Октавиан выбегает из зарослей с охапкой белых гвоздик в руках. Присев на корточки у края берега, он смотрит, как льется вода в горшок, и, подражая ее журчанию, звенит на весь берег:

— Буль-буль-буль!

По всему видно, что этот ребенок счастлив.

А что же чувствует, о чем думает во время своих постоянных поездок по реке тот, кто заменил ему отца? Этого никто не знает: никому не поверяет рыбак своих чувств и мыслей. Говорят, он со дня похорон ни разу в беседе с людьми не упоминал о покойнице жене. Он, как и когда-то, не ищет общества людей. И весною, летом и осенью небо заменяет ему дом, а река — жену.

А в долгие зимние вечера в окошке неманского рыбака допоздна светится слабый огонек лампы, и парни и девушки, когда проходят мимо, спеша на вечерницы к Козлюкам, слышат за этим окном монотонный голос, неустанно бормочущий что-то. На столе раскрыт молитвенник, а над ним склоняется высокий седой человек с морщинистым лбом и, с трудом произнося по складам длинные слова, медленно читает напечатанные в книге молитвы. Других книг Павел Кобыцкий до сих пор не видел и, вероятно, никогда не увидит. В городе, куда он ездит, никаких книг не купить, а достать их у людей или хотя бы узнать что-нибудь о них ему очень трудно. Зато свой молитвенник он прочитал от первой до последней страницы уже три раза и сейчас начал читать в четвертый. Впрочем, последние два-три года у него уже меньше времени для чтения: часто на столе вместо молитвенника Франки раскрыт старый букварь с пожелтевшими, истрепанными страницами, а рядом с Павлом на высокой табуретке сидит Октавиан и, запустив руки в свою льняную кудель, бубнит: — Б-а — ба. Б-е — бе.

Минувшей зимой он дошел уже до буквы «к», но за лето забыл многое из того, что выучил, и Павел велел ему начать снова с буквы «б».

Октавиан бубнит довольно долго, потом ложится я засыпает. Тогда Павел начинает вполголоса читать «Богослужение».

Наконец в окне рыбака гаснет свет. Глубоко и спокойно спят в снегу хаты, длинным рядом выстроившиеся по краю высокого берега. Ничто живое голосом своим не нарушает бездонной тишины зимней ночи — изредка только залает собака или послышится заглушенное стенами пение петухов. Зато в этой тишине яснее звучат голоса природы.

Порой ледяной мороз-великан бродит по деревне, сердито и громко стучится в хаты, пощелкивает за окнами то близко, то подальше, с сухим треском похаживает по плетням.

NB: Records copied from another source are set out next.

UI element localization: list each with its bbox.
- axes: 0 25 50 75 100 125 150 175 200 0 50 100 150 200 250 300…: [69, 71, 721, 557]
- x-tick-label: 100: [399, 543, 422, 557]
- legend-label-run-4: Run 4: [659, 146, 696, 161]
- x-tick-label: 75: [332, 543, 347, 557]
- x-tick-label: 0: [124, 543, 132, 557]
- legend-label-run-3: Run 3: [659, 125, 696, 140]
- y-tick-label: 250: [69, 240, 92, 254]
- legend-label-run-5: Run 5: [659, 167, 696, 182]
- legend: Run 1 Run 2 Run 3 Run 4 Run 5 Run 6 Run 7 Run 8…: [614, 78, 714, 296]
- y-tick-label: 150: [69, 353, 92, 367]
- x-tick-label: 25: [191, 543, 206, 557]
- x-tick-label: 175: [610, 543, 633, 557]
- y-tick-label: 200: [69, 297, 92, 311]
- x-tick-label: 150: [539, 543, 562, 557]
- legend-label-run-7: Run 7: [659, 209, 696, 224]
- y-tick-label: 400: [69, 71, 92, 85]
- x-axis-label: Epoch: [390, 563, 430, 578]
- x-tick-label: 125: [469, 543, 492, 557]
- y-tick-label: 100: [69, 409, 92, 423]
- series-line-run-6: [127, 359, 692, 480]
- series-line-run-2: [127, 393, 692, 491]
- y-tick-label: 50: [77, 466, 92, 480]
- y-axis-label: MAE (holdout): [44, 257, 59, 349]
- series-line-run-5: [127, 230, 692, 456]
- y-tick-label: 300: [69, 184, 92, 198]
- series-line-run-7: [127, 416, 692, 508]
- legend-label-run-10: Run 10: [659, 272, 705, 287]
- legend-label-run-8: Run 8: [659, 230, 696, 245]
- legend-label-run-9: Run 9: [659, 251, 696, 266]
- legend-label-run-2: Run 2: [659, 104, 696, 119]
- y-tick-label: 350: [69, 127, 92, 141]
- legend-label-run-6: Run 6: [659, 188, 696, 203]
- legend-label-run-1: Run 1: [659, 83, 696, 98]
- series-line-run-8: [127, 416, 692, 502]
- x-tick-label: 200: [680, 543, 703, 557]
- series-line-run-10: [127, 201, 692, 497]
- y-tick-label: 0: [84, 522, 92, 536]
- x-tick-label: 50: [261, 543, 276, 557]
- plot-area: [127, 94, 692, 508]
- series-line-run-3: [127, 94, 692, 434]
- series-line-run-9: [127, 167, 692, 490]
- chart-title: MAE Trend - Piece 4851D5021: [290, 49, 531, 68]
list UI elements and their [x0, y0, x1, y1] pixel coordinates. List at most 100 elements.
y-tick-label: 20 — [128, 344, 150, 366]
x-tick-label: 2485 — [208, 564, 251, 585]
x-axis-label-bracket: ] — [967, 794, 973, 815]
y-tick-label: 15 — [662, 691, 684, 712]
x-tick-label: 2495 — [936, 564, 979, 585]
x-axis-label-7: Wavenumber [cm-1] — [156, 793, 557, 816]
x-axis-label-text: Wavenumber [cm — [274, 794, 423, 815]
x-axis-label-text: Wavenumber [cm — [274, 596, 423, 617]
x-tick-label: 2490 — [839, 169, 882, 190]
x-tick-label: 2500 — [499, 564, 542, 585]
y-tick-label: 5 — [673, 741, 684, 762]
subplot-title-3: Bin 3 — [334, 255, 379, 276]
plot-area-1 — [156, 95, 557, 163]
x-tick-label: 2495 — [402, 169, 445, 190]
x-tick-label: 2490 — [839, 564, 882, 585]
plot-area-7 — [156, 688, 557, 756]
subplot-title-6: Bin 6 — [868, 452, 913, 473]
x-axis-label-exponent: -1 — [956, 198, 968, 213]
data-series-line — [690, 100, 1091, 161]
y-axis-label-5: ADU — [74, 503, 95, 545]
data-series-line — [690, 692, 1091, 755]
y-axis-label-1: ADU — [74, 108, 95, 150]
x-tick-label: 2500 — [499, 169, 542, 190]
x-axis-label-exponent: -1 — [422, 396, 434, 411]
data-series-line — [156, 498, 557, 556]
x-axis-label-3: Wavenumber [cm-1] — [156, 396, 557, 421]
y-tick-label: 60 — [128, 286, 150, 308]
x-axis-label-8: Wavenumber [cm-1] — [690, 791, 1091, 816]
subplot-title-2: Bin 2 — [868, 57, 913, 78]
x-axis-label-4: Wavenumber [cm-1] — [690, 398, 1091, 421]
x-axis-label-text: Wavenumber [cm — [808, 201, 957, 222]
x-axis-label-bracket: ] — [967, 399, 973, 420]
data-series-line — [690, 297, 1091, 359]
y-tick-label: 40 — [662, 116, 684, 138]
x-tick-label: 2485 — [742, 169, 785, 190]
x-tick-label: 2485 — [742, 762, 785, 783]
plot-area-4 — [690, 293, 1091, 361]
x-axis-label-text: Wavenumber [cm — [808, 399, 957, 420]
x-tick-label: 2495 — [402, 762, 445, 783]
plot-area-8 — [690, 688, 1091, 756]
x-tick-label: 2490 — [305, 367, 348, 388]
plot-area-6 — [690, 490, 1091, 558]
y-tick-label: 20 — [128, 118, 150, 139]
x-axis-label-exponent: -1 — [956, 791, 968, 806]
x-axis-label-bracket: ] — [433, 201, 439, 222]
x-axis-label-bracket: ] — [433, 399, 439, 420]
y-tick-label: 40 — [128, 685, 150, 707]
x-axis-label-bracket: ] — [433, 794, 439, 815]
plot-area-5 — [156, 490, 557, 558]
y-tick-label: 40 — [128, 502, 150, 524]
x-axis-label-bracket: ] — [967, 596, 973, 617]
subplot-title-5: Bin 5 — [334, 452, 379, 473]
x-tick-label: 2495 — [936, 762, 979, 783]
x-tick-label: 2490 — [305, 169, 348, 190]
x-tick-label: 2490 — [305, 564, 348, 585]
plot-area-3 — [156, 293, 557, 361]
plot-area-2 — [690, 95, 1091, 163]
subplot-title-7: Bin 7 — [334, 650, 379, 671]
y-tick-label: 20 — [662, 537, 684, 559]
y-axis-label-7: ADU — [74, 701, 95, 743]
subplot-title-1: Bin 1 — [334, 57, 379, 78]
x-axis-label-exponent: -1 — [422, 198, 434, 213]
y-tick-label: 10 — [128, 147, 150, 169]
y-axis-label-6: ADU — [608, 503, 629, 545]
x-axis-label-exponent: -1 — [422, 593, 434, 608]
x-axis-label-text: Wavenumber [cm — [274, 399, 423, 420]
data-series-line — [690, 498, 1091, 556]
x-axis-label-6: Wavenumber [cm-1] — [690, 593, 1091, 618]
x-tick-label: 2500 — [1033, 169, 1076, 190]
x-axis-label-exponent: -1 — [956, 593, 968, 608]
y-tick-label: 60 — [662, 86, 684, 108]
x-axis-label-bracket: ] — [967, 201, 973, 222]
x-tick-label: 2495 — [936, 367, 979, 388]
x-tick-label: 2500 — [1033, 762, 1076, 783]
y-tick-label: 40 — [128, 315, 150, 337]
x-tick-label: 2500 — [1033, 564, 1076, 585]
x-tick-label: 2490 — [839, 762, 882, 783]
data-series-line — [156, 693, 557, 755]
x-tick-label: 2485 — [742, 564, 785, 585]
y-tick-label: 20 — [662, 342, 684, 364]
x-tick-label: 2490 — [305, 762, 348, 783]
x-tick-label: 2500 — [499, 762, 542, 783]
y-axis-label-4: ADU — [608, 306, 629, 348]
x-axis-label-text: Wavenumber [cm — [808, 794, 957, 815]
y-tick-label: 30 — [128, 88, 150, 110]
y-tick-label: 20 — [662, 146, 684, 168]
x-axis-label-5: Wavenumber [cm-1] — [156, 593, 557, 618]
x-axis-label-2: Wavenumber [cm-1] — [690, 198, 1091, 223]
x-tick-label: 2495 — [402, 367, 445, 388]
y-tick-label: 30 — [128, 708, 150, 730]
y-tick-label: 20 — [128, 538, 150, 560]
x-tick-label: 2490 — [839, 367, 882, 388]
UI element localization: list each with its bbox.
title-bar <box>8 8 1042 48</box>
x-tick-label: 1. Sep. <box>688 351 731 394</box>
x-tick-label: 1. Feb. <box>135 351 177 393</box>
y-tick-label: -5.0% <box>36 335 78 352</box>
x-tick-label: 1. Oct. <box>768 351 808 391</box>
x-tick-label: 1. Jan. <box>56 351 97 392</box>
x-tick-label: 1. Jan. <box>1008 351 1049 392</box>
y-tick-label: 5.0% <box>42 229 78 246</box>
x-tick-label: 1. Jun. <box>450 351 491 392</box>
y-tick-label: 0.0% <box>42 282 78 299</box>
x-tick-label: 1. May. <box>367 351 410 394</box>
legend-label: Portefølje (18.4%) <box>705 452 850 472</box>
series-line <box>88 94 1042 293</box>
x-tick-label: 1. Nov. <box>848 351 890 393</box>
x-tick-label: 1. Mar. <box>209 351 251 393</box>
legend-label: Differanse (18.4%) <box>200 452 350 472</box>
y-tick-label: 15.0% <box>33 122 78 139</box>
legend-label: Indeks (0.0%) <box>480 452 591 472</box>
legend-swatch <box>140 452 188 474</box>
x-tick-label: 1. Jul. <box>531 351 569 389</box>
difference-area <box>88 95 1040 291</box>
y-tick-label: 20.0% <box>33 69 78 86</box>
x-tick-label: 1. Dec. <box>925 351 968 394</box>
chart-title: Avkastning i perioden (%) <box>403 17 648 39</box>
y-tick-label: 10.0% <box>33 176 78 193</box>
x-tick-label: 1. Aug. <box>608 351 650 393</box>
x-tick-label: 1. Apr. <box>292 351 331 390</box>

В другие ночи под тихие вздохи ветра приходит оттепель, и сосульки, свисающие с крыш, тают с однозвучным плеском, словно плачут, а ветер шепчется с деревьями и таинственным шелестом разбегается по сухим стеблям на огородах.

А иногда ночи бывают шумные, грозные. В темных просторах поднимается бешеная пляска вихрей, воздух наполнен каким-то кипеньем, стремительным кружением и воем, в котором слышатся все голоса мира. Здесь как будто сшибаются гигантские ядра, состязаются между собой раскаты грома и гул пушек и с неутихающим грохотом летят от края до края земли. Здесь воют под ударами бичей своры собак, прорезают воздух крики истязаемых, рыданья отчаявшихся, протяжные жалобы…

Но весь этот адский шум и беснование не будят людей, спящих под низенькими кровлями, укрытыми снегом.

В такие ночи, когда мороз стучит, щелкает, трещит, когда вздыхает, всхлипывает и бормочет оттепель, когда вихри неистовствуют в воздухе, только в одной из деревенских хат долго не засыпает человек.

Подле него на постели спит, ровно дыша, прижавшийся к нему мальчик, а он лежит без сна, смотрит в непроницаемую тьму, вслушивается в голоса ночи. И не раз в глубокой тишине, наполненной только этими голосами, слышны частые удары кулака в крепкую грудь и громкий, страстный, молящий шепот:

— Господи, помилуй ее, грешную! Господи, помилуй ее, грешную и несчастную!

Загрузка...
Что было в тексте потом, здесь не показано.